Borough-wide numbers were reported. “The average price for a co-op apartment in the borough increased significantly by 16 percent from $417,000 to $485,000.

“The average price for condos in Brooklyn was up a sturdy 10 percent from $586,000 to $647,000.” Note that the average condo sale was higher than the average house sale. The major reason for this is that condos and co-ops tend to be concentrated in the brownstone neighborhoods, where prices are quite high.

The editors of the Corcoran report summed up the dynamic of the real estate boom in Brooklyn: “The borough solidified its emergence as New York City’s premier locale for young urban professionals and families seeking luxurious yet affordable property, particularly new development.”

This is a powerful sentence, especially with the last phrase “new development.” The condo and co-op burst in the Downtown Brooklyn area will produce many impacts, most of which are hard to predict. In the future, sales of newly produced housing units will have to be tracked by someone.

One- to four-unit house sales in Brooklyn took place last year everywhere. The only real community not covered by the Halstead report was DUMBO, because that area and Vinegar Hill hardly have any houses to sell.

Bed-Stuy, East New York

The community which led the housing sales volume was Bed-Stuy, with $522.6 million. That neighborhood saw 1,012 houses change hands. East New York saw the most house sales with 1,164; it had a volume sales of $493.5 million. These two neighborhoods, which both have very low median household incomes, produced over $1 billion in house sales last year.

Other communities in Brooklyn that led the sales parade were, in order, Sheepshead Bay, Canarsie, Midwood, Gravesend and Bushwick.

Million-Dollar Club

Total sales volumes for the brownstone neighborhoods is not as impressive as total sales for the other neighborhoods, but the average sales prices are. Leading the pack is Brooklyn Heights with $2.7 million per house.

It is followed by Cobble Hill ($1.9 million), Park Slope ($1.3 million), Carroll Gardens ($1.27 million), Boerum Hill ($1.25 million), Prospect Heights ($1.1 million), Clinton Hill ($1.075 million) and Fort Greene ($1.072 million).

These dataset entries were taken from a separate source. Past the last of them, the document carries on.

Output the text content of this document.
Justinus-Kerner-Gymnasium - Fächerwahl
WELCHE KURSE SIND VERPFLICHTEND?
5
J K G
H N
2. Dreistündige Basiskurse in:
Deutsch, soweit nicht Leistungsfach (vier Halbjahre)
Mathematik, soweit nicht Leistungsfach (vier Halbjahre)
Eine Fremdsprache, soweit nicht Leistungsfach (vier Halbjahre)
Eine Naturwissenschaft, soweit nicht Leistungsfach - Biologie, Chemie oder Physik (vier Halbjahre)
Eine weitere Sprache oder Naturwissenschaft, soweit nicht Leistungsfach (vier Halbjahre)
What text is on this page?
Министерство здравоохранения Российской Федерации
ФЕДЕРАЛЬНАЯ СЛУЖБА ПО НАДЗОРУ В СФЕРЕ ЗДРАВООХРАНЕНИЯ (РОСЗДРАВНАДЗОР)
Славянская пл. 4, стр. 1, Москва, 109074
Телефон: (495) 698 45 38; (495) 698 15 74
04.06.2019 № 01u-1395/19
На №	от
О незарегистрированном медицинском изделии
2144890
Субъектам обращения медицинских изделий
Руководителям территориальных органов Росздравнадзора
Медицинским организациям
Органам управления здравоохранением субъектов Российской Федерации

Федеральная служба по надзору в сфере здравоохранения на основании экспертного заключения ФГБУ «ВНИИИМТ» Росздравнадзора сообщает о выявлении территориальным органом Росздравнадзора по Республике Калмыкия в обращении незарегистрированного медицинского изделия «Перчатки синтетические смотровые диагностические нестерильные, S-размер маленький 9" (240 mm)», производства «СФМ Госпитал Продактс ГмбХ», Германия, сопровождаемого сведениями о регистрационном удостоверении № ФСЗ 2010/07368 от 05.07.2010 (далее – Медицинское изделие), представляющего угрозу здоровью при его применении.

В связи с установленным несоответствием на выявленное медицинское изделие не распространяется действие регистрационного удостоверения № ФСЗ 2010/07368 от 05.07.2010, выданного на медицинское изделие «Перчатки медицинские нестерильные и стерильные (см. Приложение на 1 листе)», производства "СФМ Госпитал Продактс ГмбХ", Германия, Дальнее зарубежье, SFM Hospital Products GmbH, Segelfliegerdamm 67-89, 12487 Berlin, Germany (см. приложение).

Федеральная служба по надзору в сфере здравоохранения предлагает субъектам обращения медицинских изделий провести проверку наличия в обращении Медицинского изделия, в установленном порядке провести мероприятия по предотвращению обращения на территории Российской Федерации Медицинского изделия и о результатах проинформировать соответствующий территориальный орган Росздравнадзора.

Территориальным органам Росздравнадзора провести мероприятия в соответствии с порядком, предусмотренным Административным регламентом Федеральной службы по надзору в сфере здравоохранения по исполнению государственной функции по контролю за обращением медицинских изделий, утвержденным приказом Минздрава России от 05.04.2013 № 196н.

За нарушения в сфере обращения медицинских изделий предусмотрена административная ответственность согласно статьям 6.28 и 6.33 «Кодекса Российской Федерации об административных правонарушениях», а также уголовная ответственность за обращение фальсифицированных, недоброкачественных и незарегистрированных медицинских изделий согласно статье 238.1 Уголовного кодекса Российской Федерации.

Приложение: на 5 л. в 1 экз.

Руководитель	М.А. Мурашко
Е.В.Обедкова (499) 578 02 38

Manhattan Beach, with 30 houses turning over, also was in the “million-dollar” club with $1.14 million. With all the talk of a housing decline, second-half Brooklyn house sales came to $3 billion, compared to $2.4 billion for the first half.

The Warnings Are There

But the warnings are there. Syndicated columnist Dan Dorfman reported last week that “American households have far more money invested in real estate than they ever had in speculative stocks. Their debt payments, at 13.75 percent of their disposable income, are also the highest ever.” The editors of Safe Money report warn that “the current housing bubble as potentially more dangerous than any financial bubble in history.”